This blog is written with the evaluation commissioner (clients) in mind at the stage where they have to assess whether a proposed design is going to be successful, but the advice is relevant for those designing evaluations and those designing terms of reference for evaluations too!

Detail of a participatory exercise © Robin Brady

Detail of a participatory exercise © Robin Brady

It might seem like an obvious thing: good evaluation design. But I have recently come across a number of evaluation commissioners who have not always understood what they should be looking for when it comes to evaluation design, either in the tenders or proposals that they have to review or the designs presented by contracted evaluators. Sometimes evaluators will try to bamboozle the client into accepting their favourite evaluation approach and the client is none the wiser.

So next time you are faced with having to choose a proposal for the evaluation that you need to commission, consider whether it has the following characteristics:

  1. The design is aligned to your Theory of Change and Log Frame or strategic framework: In most cases you want to know whether you’ve delivered against your Theory of Change and whether your interventions have achieved or contributed towards the change that you are working towards. So it makes sense that the evaluation design takes into account what you are trying to achieve and puts forward approaches, methods and tools that are geared towards finding out whether you have indeed made a difference;
  2. The key evaluation questions are aligned to your Theory of Change and Log Frame or strategic framework: This does sound obvious, but often I’ve seen terms of reference that pre-determine what the key evaluation questions (all 27 million of them) will be and that they will conform with the OECD DAC criteria, the DCED criteria, some other criteria, or worse: someone’s pet obsession. Why hire an evaluator if you’re going to ask all the questions before they come onboard? You need to ensure that the small number of focused questions do actually link into your theory of change, organisational performance or whatever it is you are evaluating. If a donor wants you to take the OECD DAC criteria into account for example, then you can do that at a later stage in the evaluation process, rather than force the design into the criteria model;
  3. The design is participatory, putting key stakeholders at the centre: the people who know whether or not your intervention has worked are the people affected by your intervention – be it beneficiaries, their families or households, the community leaders or community organisations working with you, your programme team. All these groups have to be included in delivering the evaluation in some way. Where possible, ensure beneficiaries can feed into the data collection process, either by providing data or participating in the data collection process. Ensure all stakeholders are consulted or included in some shape or form;
  4. The evaluator will want to include you and your team in the design process: The evaluation recommendations are going to be used by you and your team to make changes and improvements to the programme or intervention. So you should be involved in the evaluation design, informing the focus of the evaluation question(s) or informing the design and application of tools and methods. This is a great opportunity for capacity building your team in evaluation methods and tools and should be seen as much as a learning opportunity for you as a requirement either from the donor or the senior management;
  5. The design is costed and within the cost envelope: Sound obvious I know, but this point suggests two things: 1) you will advertise what the budget or budget envelope is when you’re sending out the terms of reference, and 2) evaluators can demonstrate that they can put a decent budget together with well thought through costings that appear reasonable and appear to have some flexibility in the budget for unforeseen costs. You don’t only want an evaluation you want one that is value for money and represents an appropriate use of the allocated funds. So make sure the evaluator can do their sums.

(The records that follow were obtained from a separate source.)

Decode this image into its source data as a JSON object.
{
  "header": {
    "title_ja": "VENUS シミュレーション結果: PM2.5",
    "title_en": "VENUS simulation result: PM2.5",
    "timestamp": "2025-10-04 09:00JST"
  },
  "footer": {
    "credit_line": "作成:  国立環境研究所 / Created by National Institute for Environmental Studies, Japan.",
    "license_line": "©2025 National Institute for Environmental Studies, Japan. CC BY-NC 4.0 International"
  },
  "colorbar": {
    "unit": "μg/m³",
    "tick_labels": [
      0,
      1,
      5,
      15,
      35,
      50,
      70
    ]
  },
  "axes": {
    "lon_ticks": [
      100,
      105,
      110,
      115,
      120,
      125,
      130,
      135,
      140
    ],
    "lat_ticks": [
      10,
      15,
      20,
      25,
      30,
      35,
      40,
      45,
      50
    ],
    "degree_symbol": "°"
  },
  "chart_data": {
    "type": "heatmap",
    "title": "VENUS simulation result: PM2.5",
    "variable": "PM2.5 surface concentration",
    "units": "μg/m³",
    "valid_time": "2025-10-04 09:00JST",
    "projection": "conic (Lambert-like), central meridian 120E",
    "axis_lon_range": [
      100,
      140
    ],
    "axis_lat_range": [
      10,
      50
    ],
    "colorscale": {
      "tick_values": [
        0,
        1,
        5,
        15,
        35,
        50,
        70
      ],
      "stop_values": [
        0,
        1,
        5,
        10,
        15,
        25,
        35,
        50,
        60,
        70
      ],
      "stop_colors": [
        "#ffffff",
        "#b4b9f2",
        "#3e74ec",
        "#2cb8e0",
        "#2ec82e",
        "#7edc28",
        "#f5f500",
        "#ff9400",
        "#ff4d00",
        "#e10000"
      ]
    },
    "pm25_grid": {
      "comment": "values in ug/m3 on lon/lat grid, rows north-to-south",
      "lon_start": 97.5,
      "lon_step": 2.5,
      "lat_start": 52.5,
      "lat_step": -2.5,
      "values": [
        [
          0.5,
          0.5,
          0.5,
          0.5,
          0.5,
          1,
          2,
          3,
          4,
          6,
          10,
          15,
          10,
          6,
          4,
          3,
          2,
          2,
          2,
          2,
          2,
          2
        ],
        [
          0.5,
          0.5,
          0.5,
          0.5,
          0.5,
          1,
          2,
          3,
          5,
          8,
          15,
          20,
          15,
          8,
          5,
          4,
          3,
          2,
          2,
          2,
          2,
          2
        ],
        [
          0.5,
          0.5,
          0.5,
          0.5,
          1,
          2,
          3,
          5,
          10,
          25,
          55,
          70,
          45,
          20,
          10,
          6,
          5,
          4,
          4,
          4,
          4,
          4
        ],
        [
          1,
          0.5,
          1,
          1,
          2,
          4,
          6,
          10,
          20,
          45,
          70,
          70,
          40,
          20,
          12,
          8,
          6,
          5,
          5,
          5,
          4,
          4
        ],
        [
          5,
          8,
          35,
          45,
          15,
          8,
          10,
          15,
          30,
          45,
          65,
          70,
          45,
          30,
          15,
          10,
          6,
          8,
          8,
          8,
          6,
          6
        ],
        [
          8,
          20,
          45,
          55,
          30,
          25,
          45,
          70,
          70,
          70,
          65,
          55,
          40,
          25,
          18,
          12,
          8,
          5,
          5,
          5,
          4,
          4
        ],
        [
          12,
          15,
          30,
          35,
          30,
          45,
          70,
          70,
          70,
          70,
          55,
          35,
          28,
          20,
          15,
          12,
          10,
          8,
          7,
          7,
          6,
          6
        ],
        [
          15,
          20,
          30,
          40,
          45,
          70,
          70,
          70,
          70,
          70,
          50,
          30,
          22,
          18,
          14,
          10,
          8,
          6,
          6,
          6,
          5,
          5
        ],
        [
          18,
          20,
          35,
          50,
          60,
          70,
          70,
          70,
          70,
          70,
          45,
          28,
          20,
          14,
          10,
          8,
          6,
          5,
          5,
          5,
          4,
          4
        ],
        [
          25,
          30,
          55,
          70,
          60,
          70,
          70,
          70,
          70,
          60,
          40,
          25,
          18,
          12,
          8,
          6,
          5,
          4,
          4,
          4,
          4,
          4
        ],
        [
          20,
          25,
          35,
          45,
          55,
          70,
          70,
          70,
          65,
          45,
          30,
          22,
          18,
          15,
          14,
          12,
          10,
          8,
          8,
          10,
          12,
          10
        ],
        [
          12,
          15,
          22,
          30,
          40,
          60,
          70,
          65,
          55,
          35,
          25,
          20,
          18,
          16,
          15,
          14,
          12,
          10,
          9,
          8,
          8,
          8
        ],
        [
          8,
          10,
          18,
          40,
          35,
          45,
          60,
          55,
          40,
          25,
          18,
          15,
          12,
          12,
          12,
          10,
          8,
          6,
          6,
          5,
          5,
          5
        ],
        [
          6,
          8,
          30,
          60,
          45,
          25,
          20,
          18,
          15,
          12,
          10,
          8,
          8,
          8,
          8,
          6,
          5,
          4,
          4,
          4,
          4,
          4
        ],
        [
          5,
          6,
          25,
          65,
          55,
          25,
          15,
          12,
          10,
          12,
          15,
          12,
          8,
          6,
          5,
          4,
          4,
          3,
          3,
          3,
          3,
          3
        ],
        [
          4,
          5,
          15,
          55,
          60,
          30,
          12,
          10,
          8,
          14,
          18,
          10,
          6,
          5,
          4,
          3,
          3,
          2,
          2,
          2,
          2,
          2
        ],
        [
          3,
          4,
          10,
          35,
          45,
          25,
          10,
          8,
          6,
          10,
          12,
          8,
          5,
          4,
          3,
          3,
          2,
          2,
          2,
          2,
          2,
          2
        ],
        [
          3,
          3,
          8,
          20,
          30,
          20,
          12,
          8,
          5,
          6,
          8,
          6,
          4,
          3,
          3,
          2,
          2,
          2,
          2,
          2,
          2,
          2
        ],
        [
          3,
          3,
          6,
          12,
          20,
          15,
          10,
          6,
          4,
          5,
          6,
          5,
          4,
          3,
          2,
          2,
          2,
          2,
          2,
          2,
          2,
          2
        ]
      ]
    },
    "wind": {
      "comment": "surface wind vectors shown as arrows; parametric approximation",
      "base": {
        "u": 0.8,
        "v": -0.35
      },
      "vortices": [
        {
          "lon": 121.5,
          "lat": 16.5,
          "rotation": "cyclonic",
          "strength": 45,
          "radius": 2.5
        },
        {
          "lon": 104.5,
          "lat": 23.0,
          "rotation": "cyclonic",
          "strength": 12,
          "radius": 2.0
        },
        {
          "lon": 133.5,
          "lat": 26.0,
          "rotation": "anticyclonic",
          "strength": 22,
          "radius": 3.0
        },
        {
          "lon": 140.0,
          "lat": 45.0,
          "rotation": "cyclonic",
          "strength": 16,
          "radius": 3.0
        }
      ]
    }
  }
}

There are many different methods and approaches to evaluation and you will notice that I’ve not spoken about whether it should be an experimental, quasi-experimental, process, outcome, impact, formative, summative evaluation – that’s going to depend on specific situations, what point you’re at in the intervention, what the purpose of the evaluation is, how much money and time you’ve got, etc. The key thing to look out for is whether the methods proposed by the evaluator fit with your needs. Don’t worry if you didn’t understand some of the terms I used a few lines up, a good evaluator will either avoid jargon or explain it upfront if it is that important.

Do these characteristics chime with your experience? What characteristics would you use when looking for good evaluation design?